People v. Adkins, 28 Ill. App. 3d 342 (1975)

May 5, 1975 · Illinois Appellate Court · No. 74-154
28 Ill. App. 3d 342

The People of the State of Illinois, Plaintiff-Appellant, v. Jay A. Adkins, Defendant-Appellee.

(No. 74-154;

Fifth District

May 5, 1975.

Robert H. Rice, State’s Attorney, of Belleville (Robert L. Craig, Assistant State’s Attorney, of counsel), for the People.

No brief filed for appellee.

Mr. JUSTICE GEORGE J. MORAN

delivered the opinion of the court:

This is an appeal by the State of Illinois from an order of the trial court of St. Clair County allowing defendant’s motion to suppress certain evidence found during a search of defendant’s car.

Defendant testified that he had been to a homecoming at Millstadt, Illinois, with a person by the name of John Kirby. He had been eating and drinking at the homecoming and when they left there Kirby was driving defendant’s, car. The next thing he remembered after leaving the homecoming was two police officers pulling him out of the car. He had been lying on the front seat. They demanded his keys to the glove com*343partment and lie gave the keys to them over his protest. After they searched the car he was taken to jail.

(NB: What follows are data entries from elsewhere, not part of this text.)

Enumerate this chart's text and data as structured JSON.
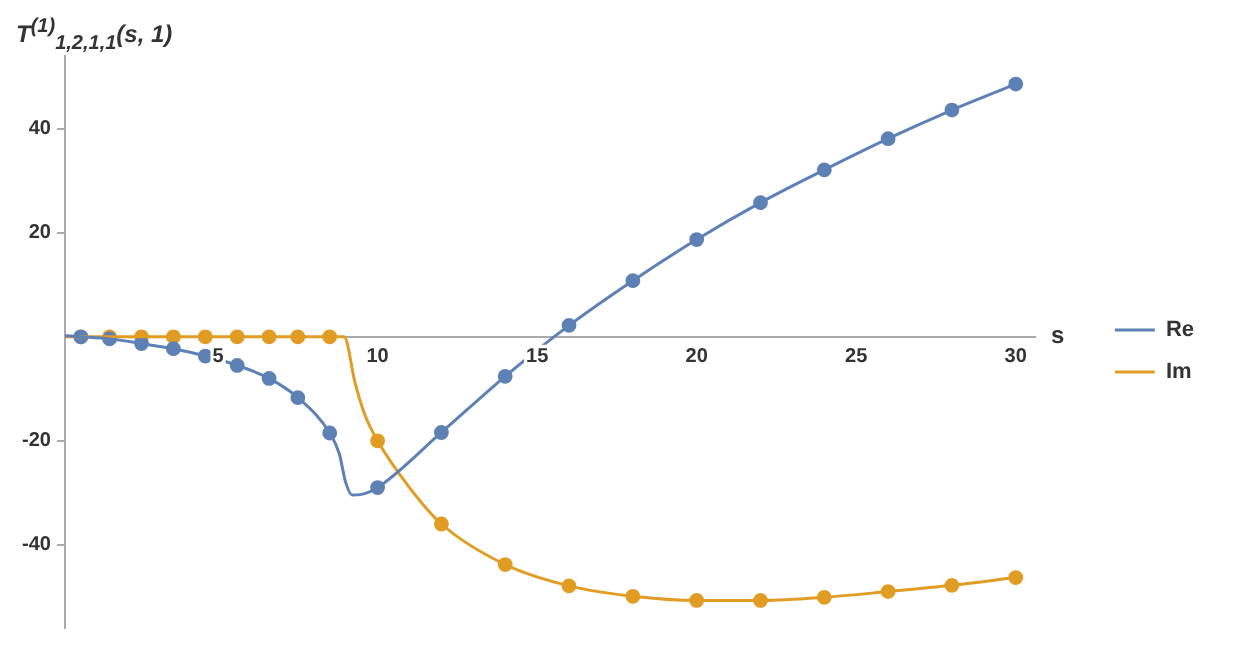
{
  "chart_data": {
    "type": "line",
    "xlabel": "s",
    "ylabel": "T$^{(1)}$$_{1,2,1,1}$(s, 1)",
    "xlim": [
      0.2,
      30.6
    ],
    "ylim": [
      -56,
      54
    ],
    "xticks": [
      5,
      10,
      15,
      20,
      25,
      30
    ],
    "yticks": [
      -40,
      -20,
      20,
      40
    ],
    "grid": false,
    "legend": "right",
    "series": [
      {
        "name": "Re",
        "type": "line",
        "marker": "none",
        "color": "#5e81b5",
        "x": [
          0.2,
          0.7,
          1.6,
          2.6,
          3.6,
          4.6,
          5.6,
          6.6,
          7.5,
          8.5,
          8.8,
          9.0,
          9.2,
          9.5,
          10,
          12,
          14,
          16,
          18,
          20,
          22,
          24,
          26,
          28,
          30
        ],
        "values": [
          0.2,
          0,
          -0.4,
          -1.3,
          -2.3,
          -3.7,
          -5.5,
          -8,
          -11.7,
          -18.5,
          -22.5,
          -28,
          -30.4,
          -30.3,
          -29,
          -18.4,
          -7.6,
          2.2,
          10.8,
          18.7,
          25.8,
          32.1,
          38.1,
          43.6,
          48.6
        ]
      },
      {
        "name": "Im",
        "type": "line",
        "marker": "none",
        "color": "#e19c24",
        "x": [
          0.2,
          8.95,
          9.3,
          9.6,
          10,
          11,
          12,
          14,
          16,
          18,
          20,
          22,
          24,
          26,
          28,
          30
        ],
        "values": [
          0,
          0,
          -9,
          -15,
          -20,
          -29,
          -36,
          -43.8,
          -47.9,
          -49.9,
          -50.7,
          -50.7,
          -50.1,
          -49,
          -47.8,
          -46.3
        ]
      },
      {
        "type": "scatter",
        "marker": "circle",
        "color": "#5e81b5",
        "x": [
          0.7,
          1.6,
          2.6,
          3.6,
          4.6,
          5.6,
          6.6,
          7.5,
          8.5,
          10,
          12,
          14,
          16,
          18,
          20,
          22,
          24,
          26,
          28,
          30
        ],
        "values": [
          0,
          -0.4,
          -1.3,
          -2.3,
          -3.7,
          -5.5,
          -8,
          -11.7,
          -18.5,
          -29,
          -18.4,
          -7.6,
          2.2,
          10.8,
          18.7,
          25.8,
          32.1,
          38.1,
          43.6,
          48.6
        ]
      },
      {
        "type": "scatter",
        "marker": "circle",
        "color": "#e19c24",
        "x": [
          0.7,
          1.6,
          2.6,
          3.6,
          4.6,
          5.6,
          6.6,
          7.5,
          8.5,
          10,
          12,
          14,
          16,
          18,
          20,
          22,
          24,
          26,
          28,
          30
        ],
        "values": [
          0,
          0,
          0,
          0,
          0,
          0,
          0,
          0,
          0,
          -20,
          -36,
          -43.8,
          -47.9,
          -49.9,
          -50.7,
          -50.7,
          -50.1,
          -49,
          -47.8,
          -46.3
        ]
      }
    ]
  }
}
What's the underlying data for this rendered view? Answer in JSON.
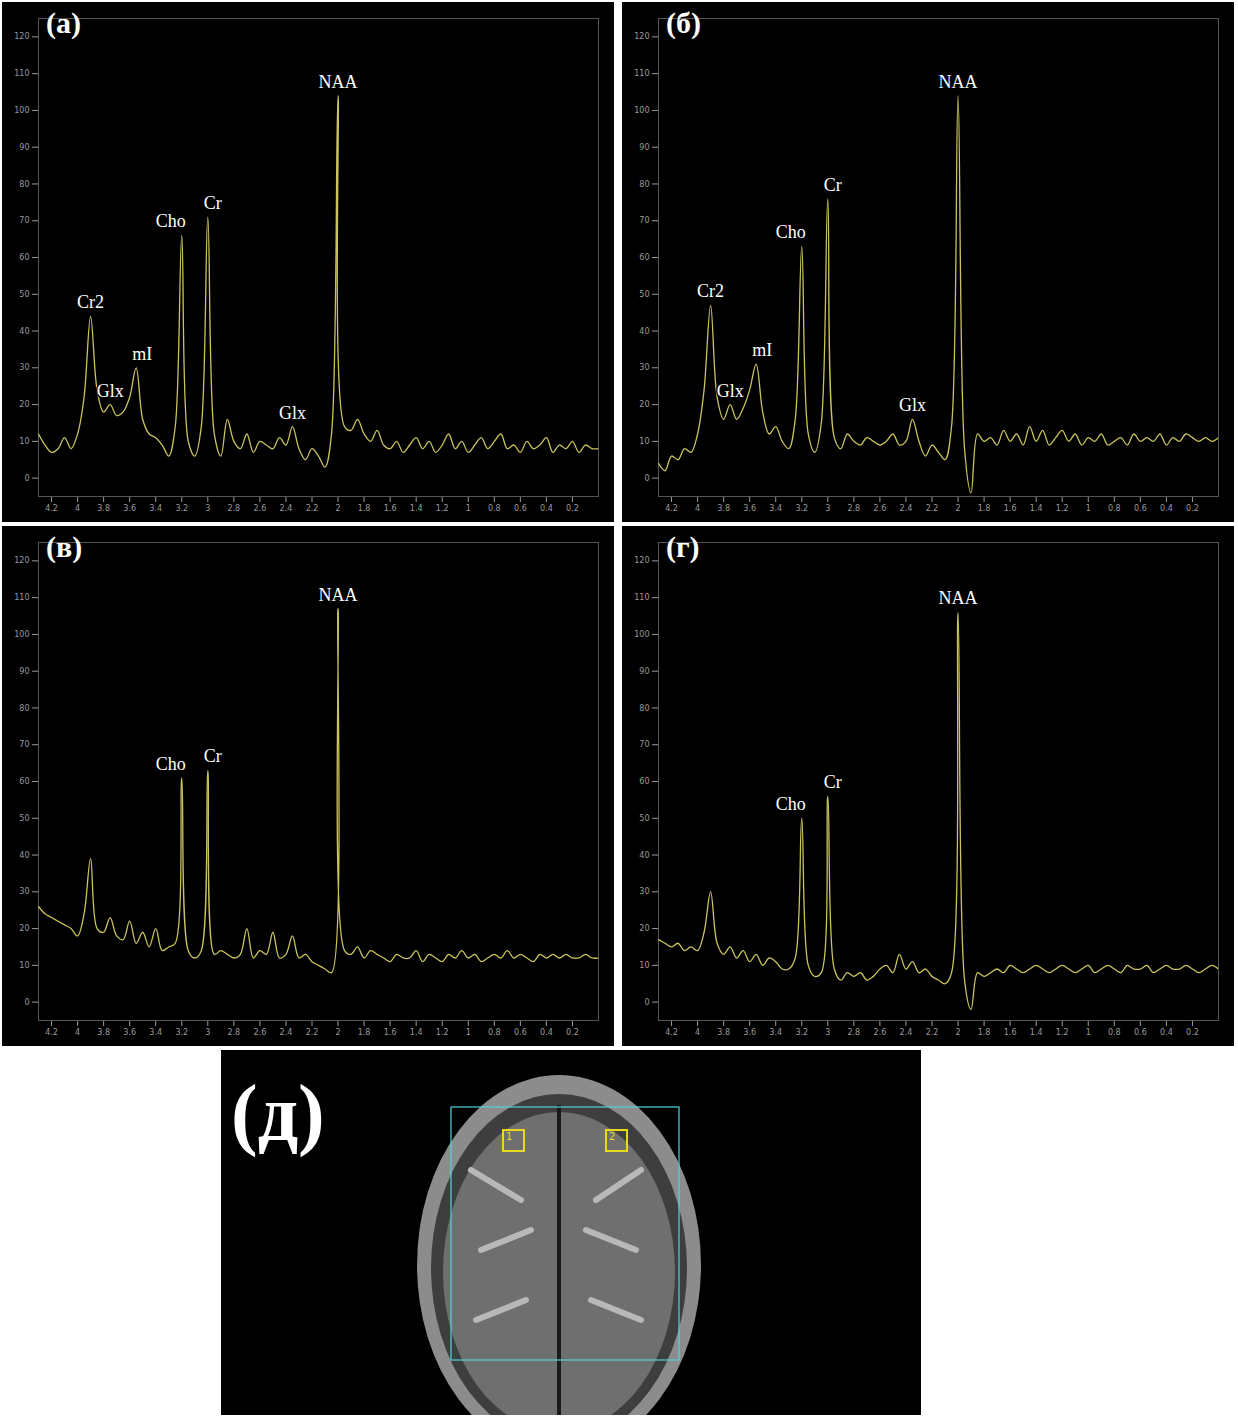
{
  "chart_data": [
    {
      "type": "line",
      "title": "(а)",
      "color": "#c9c35c",
      "x": [
        4.3,
        4.25,
        4.2,
        4.15,
        4.1,
        4.05,
        4,
        3.95,
        3.9,
        3.85,
        3.8,
        3.75,
        3.7,
        3.65,
        3.6,
        3.55,
        3.5,
        3.45,
        3.4,
        3.35,
        3.3,
        3.25,
        3.2,
        3.15,
        3.1,
        3.05,
        3,
        2.95,
        2.9,
        2.85,
        2.8,
        2.75,
        2.7,
        2.65,
        2.6,
        2.55,
        2.5,
        2.45,
        2.4,
        2.35,
        2.3,
        2.25,
        2.2,
        2.15,
        2.1,
        2.05,
        2,
        1.95,
        1.9,
        1.85,
        1.8,
        1.75,
        1.7,
        1.65,
        1.6,
        1.55,
        1.5,
        1.45,
        1.4,
        1.35,
        1.3,
        1.25,
        1.2,
        1.15,
        1.1,
        1.05,
        1,
        0.95,
        0.9,
        0.85,
        0.8,
        0.75,
        0.7,
        0.65,
        0.6,
        0.55,
        0.5,
        0.45,
        0.4,
        0.35,
        0.3,
        0.25,
        0.2,
        0.15,
        0.1,
        0.05,
        0
      ],
      "values": [
        12,
        9,
        7,
        8,
        11,
        8,
        12,
        22,
        44,
        24,
        18,
        20,
        17,
        18,
        22,
        30,
        16,
        12,
        11,
        9,
        6,
        14,
        66,
        10,
        6,
        14,
        71,
        12,
        6,
        16,
        10,
        8,
        12,
        7,
        10,
        9,
        8,
        11,
        9,
        14,
        8,
        5,
        8,
        6,
        3,
        12,
        104,
        14,
        13,
        16,
        12,
        10,
        13,
        9,
        8,
        10,
        7,
        9,
        11,
        8,
        10,
        7,
        9,
        12,
        8,
        10,
        7,
        9,
        11,
        8,
        10,
        12,
        8,
        9,
        7,
        10,
        8,
        9,
        11,
        7,
        9,
        8,
        10,
        7,
        9,
        8,
        8
      ],
      "peaks": [
        {
          "label": "Cr2",
          "x": 3.9
        },
        {
          "label": "Glx",
          "x": 3.75
        },
        {
          "label": "mI",
          "x": 3.55
        },
        {
          "label": "Cho",
          "x": 3.2
        },
        {
          "label": "Cr",
          "x": 3
        },
        {
          "label": "Glx",
          "x": 2.35
        },
        {
          "label": "NAA",
          "x": 2
        }
      ],
      "xlim": [
        4.3,
        0
      ],
      "xticks": [
        4.2,
        4,
        3.8,
        3.6,
        3.4,
        3.2,
        3,
        2.8,
        2.6,
        2.4,
        2.2,
        2,
        1.8,
        1.6,
        1.4,
        1.2,
        1,
        0.8,
        0.6,
        0.4,
        0.2
      ],
      "ylim": [
        -5,
        125
      ],
      "yticks": [
        0,
        10,
        20,
        30,
        40,
        50,
        60,
        70,
        80,
        90,
        100,
        110,
        120
      ]
    },
    {
      "type": "line",
      "title": "(б)",
      "color": "#c9c35c",
      "x": [
        4.3,
        4.25,
        4.2,
        4.15,
        4.1,
        4.05,
        4,
        3.95,
        3.9,
        3.85,
        3.8,
        3.75,
        3.7,
        3.65,
        3.6,
        3.55,
        3.5,
        3.45,
        3.4,
        3.35,
        3.3,
        3.25,
        3.2,
        3.15,
        3.1,
        3.05,
        3,
        2.95,
        2.9,
        2.85,
        2.8,
        2.75,
        2.7,
        2.65,
        2.6,
        2.55,
        2.5,
        2.45,
        2.4,
        2.35,
        2.3,
        2.25,
        2.2,
        2.15,
        2.1,
        2.05,
        2,
        1.95,
        1.9,
        1.85,
        1.8,
        1.75,
        1.7,
        1.65,
        1.6,
        1.55,
        1.5,
        1.45,
        1.4,
        1.35,
        1.3,
        1.25,
        1.2,
        1.15,
        1.1,
        1.05,
        1,
        0.95,
        0.9,
        0.85,
        0.8,
        0.75,
        0.7,
        0.65,
        0.6,
        0.55,
        0.5,
        0.45,
        0.4,
        0.35,
        0.3,
        0.25,
        0.2,
        0.15,
        0.1,
        0.05,
        0
      ],
      "values": [
        4,
        2,
        6,
        5,
        8,
        7,
        12,
        24,
        47,
        22,
        16,
        20,
        16,
        19,
        24,
        31,
        18,
        12,
        14,
        10,
        8,
        16,
        63,
        12,
        7,
        15,
        76,
        11,
        8,
        12,
        10,
        9,
        11,
        10,
        9,
        10,
        12,
        9,
        10,
        16,
        10,
        6,
        9,
        7,
        5,
        14,
        104,
        8,
        -4,
        12,
        10,
        11,
        9,
        13,
        10,
        12,
        9,
        14,
        10,
        13,
        9,
        11,
        13,
        10,
        12,
        9,
        11,
        10,
        12,
        9,
        10,
        11,
        9,
        12,
        10,
        11,
        10,
        12,
        9,
        11,
        10,
        12,
        11,
        10,
        11,
        10,
        11
      ],
      "peaks": [
        {
          "label": "Cr2",
          "x": 3.9
        },
        {
          "label": "Glx",
          "x": 3.75
        },
        {
          "label": "mI",
          "x": 3.55
        },
        {
          "label": "Cho",
          "x": 3.2
        },
        {
          "label": "Cr",
          "x": 3
        },
        {
          "label": "Glx",
          "x": 2.35
        },
        {
          "label": "NAA",
          "x": 2
        }
      ],
      "xlim": [
        4.3,
        0
      ],
      "xticks": [
        4.2,
        4,
        3.8,
        3.6,
        3.4,
        3.2,
        3,
        2.8,
        2.6,
        2.4,
        2.2,
        2,
        1.8,
        1.6,
        1.4,
        1.2,
        1,
        0.8,
        0.6,
        0.4,
        0.2
      ],
      "ylim": [
        -5,
        125
      ],
      "yticks": [
        0,
        10,
        20,
        30,
        40,
        50,
        60,
        70,
        80,
        90,
        100,
        110,
        120
      ]
    },
    {
      "type": "line",
      "title": "(в)",
      "color": "#c9c35c",
      "x": [
        4.3,
        4.25,
        4.2,
        4.15,
        4.1,
        4.05,
        4,
        3.95,
        3.9,
        3.85,
        3.8,
        3.75,
        3.7,
        3.65,
        3.6,
        3.55,
        3.5,
        3.45,
        3.4,
        3.35,
        3.3,
        3.25,
        3.2,
        3.15,
        3.1,
        3.05,
        3,
        2.95,
        2.9,
        2.85,
        2.8,
        2.75,
        2.7,
        2.65,
        2.6,
        2.55,
        2.5,
        2.45,
        2.4,
        2.35,
        2.3,
        2.25,
        2.2,
        2.15,
        2.1,
        2.05,
        2,
        1.95,
        1.9,
        1.85,
        1.8,
        1.75,
        1.7,
        1.65,
        1.6,
        1.55,
        1.5,
        1.45,
        1.4,
        1.35,
        1.3,
        1.25,
        1.2,
        1.15,
        1.1,
        1.05,
        1,
        0.95,
        0.9,
        0.85,
        0.8,
        0.75,
        0.7,
        0.65,
        0.6,
        0.55,
        0.5,
        0.45,
        0.4,
        0.35,
        0.3,
        0.25,
        0.2,
        0.15,
        0.1,
        0.05,
        0
      ],
      "values": [
        26,
        24,
        23,
        22,
        21,
        20,
        18,
        24,
        39,
        20,
        19,
        23,
        18,
        17,
        22,
        16,
        19,
        15,
        20,
        14,
        15,
        16,
        61,
        14,
        12,
        14,
        63,
        13,
        14,
        13,
        12,
        13,
        20,
        12,
        14,
        13,
        19,
        12,
        13,
        18,
        12,
        13,
        11,
        10,
        9,
        8,
        107,
        14,
        13,
        15,
        12,
        14,
        13,
        12,
        11,
        13,
        12,
        12,
        14,
        11,
        13,
        12,
        11,
        13,
        12,
        14,
        12,
        13,
        11,
        12,
        13,
        12,
        14,
        12,
        13,
        12,
        11,
        13,
        12,
        13,
        12,
        13,
        12,
        12,
        13,
        12,
        12
      ],
      "peaks": [
        {
          "label": "Cho",
          "x": 3.2
        },
        {
          "label": "Cr",
          "x": 3
        },
        {
          "label": "NAA",
          "x": 2
        }
      ],
      "xlim": [
        4.3,
        0
      ],
      "xticks": [
        4.2,
        4,
        3.8,
        3.6,
        3.4,
        3.2,
        3,
        2.8,
        2.6,
        2.4,
        2.2,
        2,
        1.8,
        1.6,
        1.4,
        1.2,
        1,
        0.8,
        0.6,
        0.4,
        0.2
      ],
      "ylim": [
        -5,
        125
      ],
      "yticks": [
        0,
        10,
        20,
        30,
        40,
        50,
        60,
        70,
        80,
        90,
        100,
        110,
        120
      ]
    },
    {
      "type": "line",
      "title": "(г)",
      "color": "#c9c35c",
      "x": [
        4.3,
        4.25,
        4.2,
        4.15,
        4.1,
        4.05,
        4,
        3.95,
        3.9,
        3.85,
        3.8,
        3.75,
        3.7,
        3.65,
        3.6,
        3.55,
        3.5,
        3.45,
        3.4,
        3.35,
        3.3,
        3.25,
        3.2,
        3.15,
        3.1,
        3.05,
        3,
        2.95,
        2.9,
        2.85,
        2.8,
        2.75,
        2.7,
        2.65,
        2.6,
        2.55,
        2.5,
        2.45,
        2.4,
        2.35,
        2.3,
        2.25,
        2.2,
        2.15,
        2.1,
        2.05,
        2,
        1.95,
        1.9,
        1.85,
        1.8,
        1.75,
        1.7,
        1.65,
        1.6,
        1.55,
        1.5,
        1.45,
        1.4,
        1.35,
        1.3,
        1.25,
        1.2,
        1.15,
        1.1,
        1.05,
        1,
        0.95,
        0.9,
        0.85,
        0.8,
        0.75,
        0.7,
        0.65,
        0.6,
        0.55,
        0.5,
        0.45,
        0.4,
        0.35,
        0.3,
        0.25,
        0.2,
        0.15,
        0.1,
        0.05,
        0
      ],
      "values": [
        17,
        16,
        15,
        16,
        14,
        15,
        14,
        19,
        30,
        16,
        13,
        15,
        12,
        14,
        11,
        13,
        10,
        12,
        11,
        9,
        9,
        12,
        50,
        10,
        7,
        8,
        56,
        9,
        6,
        8,
        7,
        8,
        6,
        7,
        9,
        10,
        8,
        13,
        9,
        11,
        8,
        9,
        7,
        6,
        5,
        8,
        106,
        6,
        -2,
        8,
        7,
        8,
        9,
        8,
        10,
        9,
        8,
        9,
        10,
        9,
        8,
        9,
        10,
        9,
        8,
        9,
        10,
        8,
        9,
        10,
        9,
        8,
        10,
        9,
        9,
        10,
        8,
        9,
        10,
        9,
        9,
        10,
        9,
        8,
        9,
        10,
        9
      ],
      "peaks": [
        {
          "label": "Cho",
          "x": 3.2
        },
        {
          "label": "Cr",
          "x": 3
        },
        {
          "label": "NAA",
          "x": 2
        }
      ],
      "xlim": [
        4.3,
        0
      ],
      "xticks": [
        4.2,
        4,
        3.8,
        3.6,
        3.4,
        3.2,
        3,
        2.8,
        2.6,
        2.4,
        2.2,
        2,
        1.8,
        1.6,
        1.4,
        1.2,
        1,
        0.8,
        0.6,
        0.4,
        0.2
      ],
      "ylim": [
        -5,
        125
      ],
      "yticks": [
        0,
        10,
        20,
        30,
        40,
        50,
        60,
        70,
        80,
        90,
        100,
        110,
        120
      ]
    }
  ],
  "image": {
    "title": "(д)",
    "voxels": [
      "1",
      "2"
    ]
  }
}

Curt Agne testified that he had been a deputy sheriff of St. Clair County for 3% years. On September 3, 1973, he and another deputy by the name of Jeremías were in the vicinity of the “Cat and The Fiddle” parking lot near Route 13 and Filer Road. They saw a car sitting on the parking lot with someone hammering on the left front fender. He stated that this seemed suspicious to them so when they went over to find out what was going on, Jeremías started talking to Kirby, glanced inside the car, and saw Adldns lying on the front seat. At the same time he glanced over and saw two marijuana cigarettes in the center ashtray of the car. He knew they were marijuana because “it was twisted at both ends. I smelled them and it smelled to be marijuana.” Adkins appeared to be passed out and when they awakened him he was very incoherent.

Jeremías asked him to get out of the car and when he did, Jeremías searched him for weapons. They reached into the car and checked under the seats. When Jeremías started to check the glove box, Adkins said, “Wait a minute.” He then got in the car, opened the glove box and handed Jeremías a bag of marijuana and a bag containing three yellow pills. At this time Agne was standing on the right front side of the car keeping Kirby under observation. He said he then checked the drivers side and Jeremías checked the passenger side.

On cross-examination Agne said he did not see anything illegal about the way the car was parked and when Kirby was asked what he was doing, he said he had an accident and he was trying to straighten out the fender. He said that the door to the defendant’s car was open and the light was on.

At the end of the hearing the trial court allowed the motion to suppress, saying that “a search made incident to an arrest is reasonable only where probable cause exists for the arrest. An arrest cannot be justified by what is found during the search.”

The fourth amendment to the Constitution of the United States provides:

“The right of the people to be secure in their persons, houses, papers, and effects, against unreasonable searches and seizures, shall not be violated, and no Warrants shall issue, but upon probable cause, supported by Oath or affirmation, and particularly describing the place to be searched, and the persons or things to be seized.”

A warrantless search of private property is per se unreasonable under the fourth amendment unless within one of the few specifically established and well-defined exceptions. Almeida-Sanchez v. United States, *344413 U.S. 266, 37 L.Ed.2d 596, 93 S.Ct. 2535; Katz v. United States, 389 U.S. 347, 357, 19 L.Ed.2d 576, 88 S.Ct. 507.

' One of the exceptions to the warrant requirement is the seizure of evidence within “plain view.” If there were two marijuana cigarettes in the ash tray of the car and if they were in plain view and if Officer Agne. was able to recognize them as marijuana cigarettes from where he was standing, then it would appear that the officer would have probable cause to place the defendant under arrest and search the car.

However, it is apparent that the trial court did not believe that Officer Agne saw two marijuana cigarettes in the ash tray of the car. The cigarettes, if they were there, were never introduced into evidence, as were the items found in the glove compartment of defendant’s car. The trial court apparently believed that either the two marijuana cigarettes were not in the ash tray as Agne testified, or that if they were there, Agne was not in a position to see and recognize them as marijuana cigarettes from the position he was standing in.

The evidence in this case was in conflict. A question of credibility arose which was for the trial court’s resolution. The trial judge’s conclusion based on this evidence was not clearly unreasonable and its finding should therefore be sustained. People v. Peterson, 17 Ill.2d 513; People v. Haskell, 41 Ill.2d 25.

For the foregoing reasons, the judgment of the circuit court of St. Clair County is affirmed.

Judgment affirmed.

EBERSPACHER and CARTER, JJ,, concur.